Although mtDNA data do not support the existence of CI in G. fuscipes fuscipes populations (Fig. 4), unidirectional CI may still be responsible for the observed pattern of spatial heterogeneity in prevalence, as suggested by the Mantel test results. This test identified a negative correlation between geographic distance and coinfection dissimilarities (r = −0.261) that disappeared when Wolbachia was excluded from the test. In our G. fuscipes fuscipes data, populations only 15 km apart differed significantly in Wolbachia prevalence (see Table S1a in the supplemental material) (BN, 7%; BK, 54%). In unidirectional CI, infected females are expected to have higher reproductive success than uninfected females because they can mate with both infected and uninfected males without a reduction in fertility (53). Wolbachia can then spread among populations through female dispersal. However, when dispersal is male biased, spatial heterogeneity in Wolbachia prevalence among populations may result. In infected populations, immigrating males do not negatively impact female reproductive success. Thus, Wolbachia prevalence will continue to increase. However, even if infected males disperse out of infected populations, Wolbachia does not spread among populations because Wolbachia is maternally transmitted. As a result, neighboring populations can vary in Wolbachia prevalence. Male-biased dispersal has been observed in G. pallidipes (50) and in G. fuscipes fuscipes (37). Furthermore, females are known to have multiple matings (10). Therefore, a large difference in Wolbachia prevalence is expected between neighboring G. fuscipes fuscipes populations.

The occurrence of CI in G. fuscipes fuscipes may be masked by numerous factors, such as low-density infections, sex-biased dispersal, the possibility of Wolbachia superinfections, and infection by multiple pathogens. Given the relevance of Wolbachia in the development of CI-based control methods and the role of G. fuscipes fuscipes in disease transmission in Uganda, it is imperative to experimentally tease apart these factors that may influence CI.

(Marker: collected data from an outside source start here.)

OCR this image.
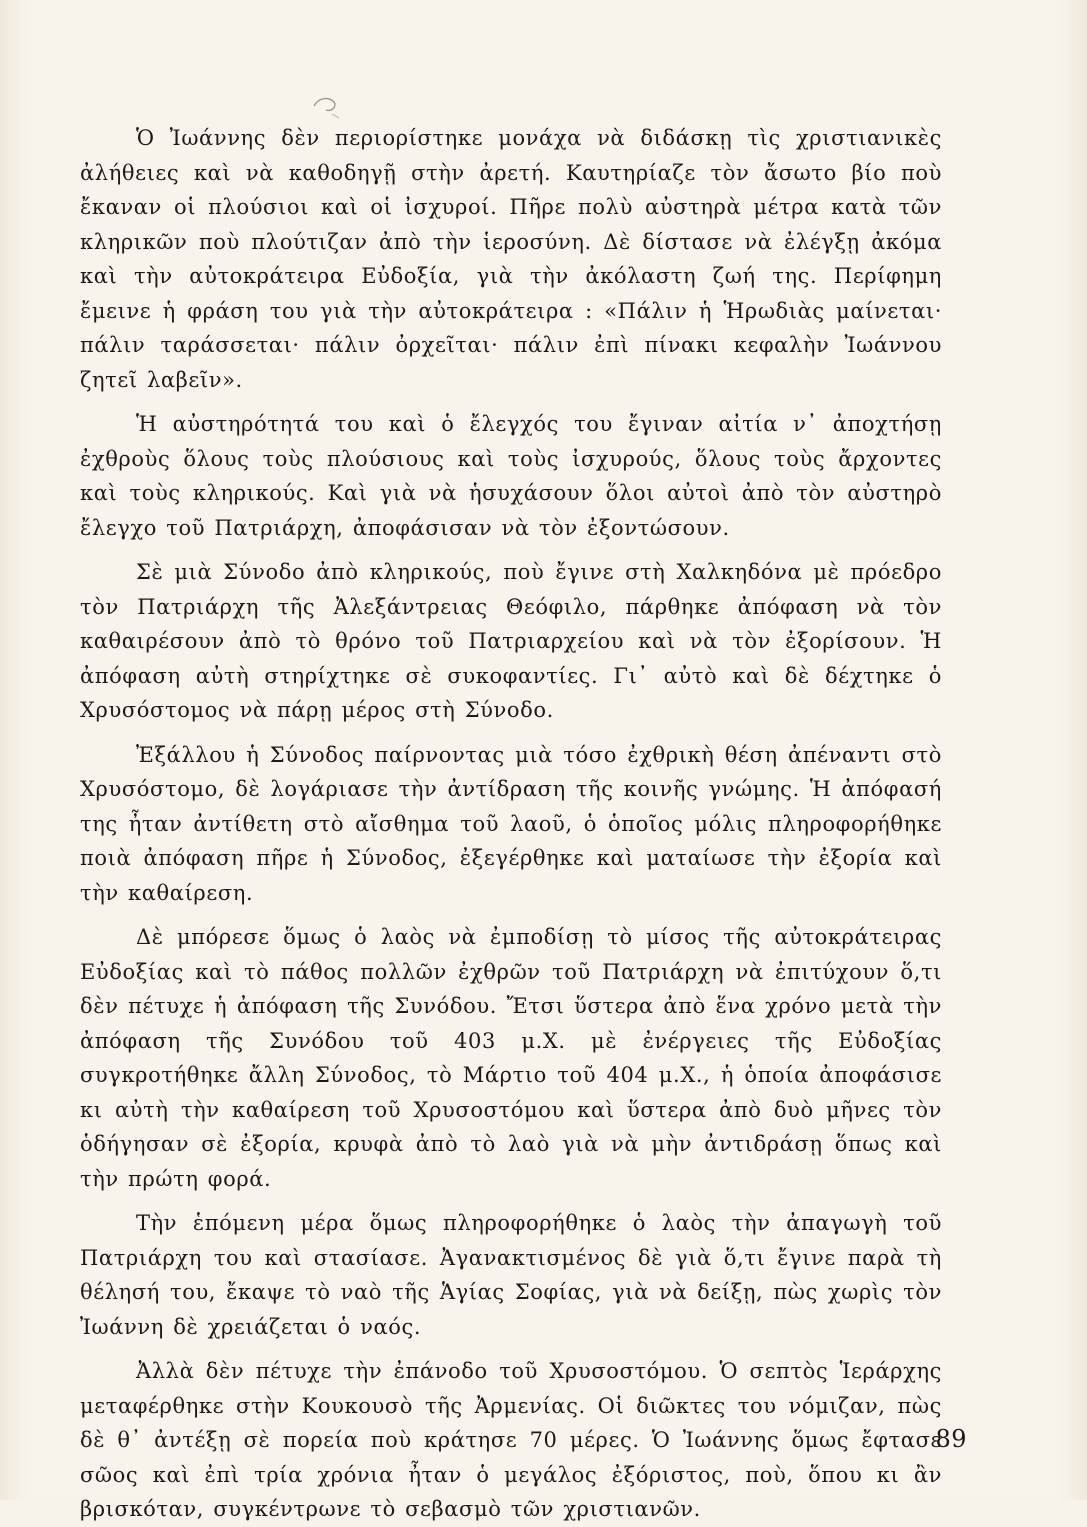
Ὁ Ἰωάννης δὲν περιορίστηκε μονάχα νὰ διδάσκῃ τὶς χριστιανικὲς ἀλήθειες καὶ νὰ καθοδηγῇ στὴν ἀρετή. Καυτηρίαζε τὸν ἄσωτο βίο ποὺ ἔκαναν οἱ πλούσιοι καὶ οἱ ἰσχυροί. Πῆρε πολὺ αὐστηρὰ μέτρα κατὰ τῶν κληρικῶν ποὺ πλούτιζαν ἀπὸ τὴν ἱεροσύνη. Δὲ δίστασε νὰ ἐλέγξῃ ἀκόμα καὶ τὴν αὐτοκράτειρα Εὐδοξία, γιὰ τὴν ἀκόλαστη ζωή της. Περίφημη ἔμεινε ἡ φράση του γιὰ τὴν αὐτοκράτειρα : «Πάλιν ἡ Ἡρωδιὰς μαίνεται· πάλιν ταράσσεται· πάλιν ὀρχεῖται· πάλιν ἐπὶ πίνακι κεφαλὴν Ἰωάννου ζητεῖ λαβεῖν».

Ἡ αὐστηρότητά του καὶ ὁ ἔλεγχός του ἔγιναν αἰτία ν᾽ ἀποχτήσῃ ἐχθροὺς ὅλους τοὺς πλούσιους καὶ τοὺς ἰσχυρούς, ὅλους τοὺς ἄρχοντες καὶ τοὺς κληρικούς. Καὶ γιὰ νὰ ἡσυχάσουν ὅλοι αὐτοὶ ἀπὸ τὸν αὐστηρὸ ἔλεγχο τοῦ Πατριάρχη, ἀποφάσισαν νὰ τὸν ἐξοντώσουν.

Σὲ μιὰ Σύνοδο ἀπὸ κληρικούς, ποὺ ἔγινε στὴ Χαλκηδόνα μὲ πρόεδρο τὸν Πατριάρχη τῆς Ἀλεξάντρειας Θεόφιλο, πάρθηκε ἀπόφαση νὰ τὸν καθαιρέσουν ἀπὸ τὸ θρόνο τοῦ Πατριαρχείου καὶ νὰ τὸν ἐξορίσουν. Ἡ ἀπόφαση αὐτὴ στηρίχτηκε σὲ συκοφαντίες. Γι᾽ αὐτὸ καὶ δὲ δέχτηκε ὁ Χρυσόστομος νὰ πάρῃ μέρος στὴ Σύνοδο.

Ἐξάλλου ἡ Σύνοδος παίρνοντας μιὰ τόσο ἐχθρικὴ θέση ἀπέναντι στὸ Χρυσόστομο, δὲ λογάριασε τὴν ἀντίδραση τῆς κοινῆς γνώμης. Ἡ ἀπόφασή της ἦταν ἀντίθετη στὸ αἴσθημα τοῦ λαοῦ, ὁ ὁποῖος μόλις πληροφορήθηκε ποιὰ ἀπόφαση πῆρε ἡ Σύνοδος, ἐξεγέρθηκε καὶ ματαίωσε τὴν ἐξορία καὶ τὴν καθαίρεση.

Δὲ μπόρεσε ὅμως ὁ λαὸς νὰ ἐμποδίσῃ τὸ μίσος τῆς αὐτοκράτειρας Εὐδοξίας καὶ τὸ πάθος πολλῶν ἐχθρῶν τοῦ Πατριάρχη νὰ ἐπιτύχουν ὅ,τι δὲν πέτυχε ἡ ἀπόφαση τῆς Συνόδου. Ἔτσι ὕστερα ἀπὸ ἕνα χρόνο μετὰ τὴν ἀπόφαση τῆς Συνόδου τοῦ 403 μ.Χ. μὲ ἐνέργειες τῆς Εὐδοξίας συγκροτήθηκε ἄλλη Σύνοδος, τὸ Μάρτιο τοῦ 404 μ.Χ., ἡ ὁποία ἀποφάσισε κι αὐτὴ τὴν καθαίρεση τοῦ Χρυσοστόμου καὶ ὕστερα ἀπὸ δυὸ μῆνες τὸν ὁδήγησαν σὲ ἐξορία, κρυφὰ ἀπὸ τὸ λαὸ γιὰ νὰ μὴν ἀντιδράσῃ ὅπως καὶ τὴν πρώτη φορά.

Τὴν ἑπόμενη μέρα ὅμως πληροφορήθηκε ὁ λαὸς τὴν ἀπαγωγὴ τοῦ Πατριάρχη του καὶ στασίασε. Ἀγανακτισμένος δὲ γιὰ ὅ,τι ἔγινε παρὰ τὴ θέλησή του, ἔκαψε τὸ ναὸ τῆς Ἁγίας Σοφίας, γιὰ νὰ δείξῃ, πὼς χωρὶς τὸν Ἰωάννη δὲ χρειάζεται ὁ ναός.

Ἀλλὰ δὲν πέτυχε τὴν ἐπάνοδο τοῦ Χρυσοστόμου. Ὁ σεπτὸς Ἱεράρχης μεταφέρθηκε στὴν Κουκουσὸ τῆς Ἀρμενίας. Οἱ διῶκτες του νόμιζαν, πὼς δὲ θ᾽ ἀντέξῃ σὲ πορεία ποὺ κράτησε 70 μέρες. Ὁ Ἰωάννης ὅμως ἔφτασε σῶος καὶ ἐπὶ τρία χρόνια ἦταν ὁ μεγάλος ἐξόριστος, ποὺ, ὅπου κι ἂν βρισκόταν, συγκέντρωνε τὸ σεβασμὸ τῶν χριστιανῶν.

89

Summary and future directions.

We have shown that the prevalence rates for all three microbes are heterogeneous across the Ugandan landscape and that host genetic similarity and geographic proximity do not necessarily imply similarity of prevalence rates. These findings, together with the fact that heterogeneity in rates among populations occurs even over quite small geographic distances, underscore the need to avoid reporting prevalence without a clear reference to the geographic scale to which they apply.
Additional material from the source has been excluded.